7. Where do you see your record label going in the next five years? Ten years?
I hope it’s still going in 5-10 years. Realistically, I kind of look at the five year window more than ten years – I just don’t know where things will be in ten years. However, I’m optimistic that things will continue as they are for the next 5 years. CD sales are down, but steady enough to make a little. Vinyl does good, but the cost of producing vinyl is so high
that breaking even is kind of the goal there. Since I don’t do the label as a primary source of income, I do have the freedom to do some releases where the goal is just to break even, but overall, I really look for each release to have enough profit to finance the next release.
8. Where is the best place to find out more about your record label?
Definitely the Double Crown Records website – www.doublecrownrecords.com. However, I’d also invite people to pick up a copy of The Continental Magazine – it’s 40 pages filled with reviews, interviews and features, as well as a 20+ song CD included. For $6.95 a copy it’s a pretty sweet deal.
9. What are some of your other favorite small record labels?

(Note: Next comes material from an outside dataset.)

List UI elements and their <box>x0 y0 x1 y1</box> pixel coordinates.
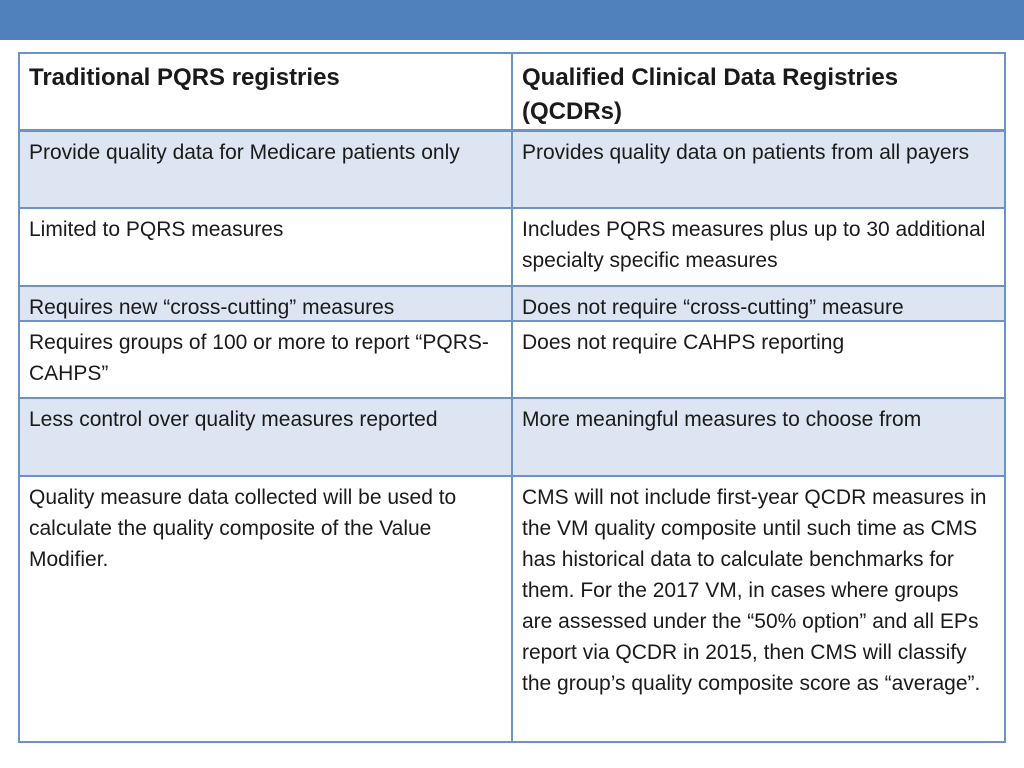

Lots of ’em – Estrus, Norton, Hillsdale, Ecco-Fonic, Hidden Volume, Dionysus, Sleazy, El Toro and Part Records are my favorite surf/garage/rockabilly labels. I like Daptone, Third Man and Matinee Records as well for non-surf stuff.
10. Anything else you would like to add?
Thank you for giving me a chance to talk to you about Double Crown Records. It’s great that there’s so much enthusiasm out there for small labels and vinyl again – in some ways it feels a bit like it did back in the mid-90’s, when I first became involved with the scene. Good luck with your label and website – I wish you continued success in the future!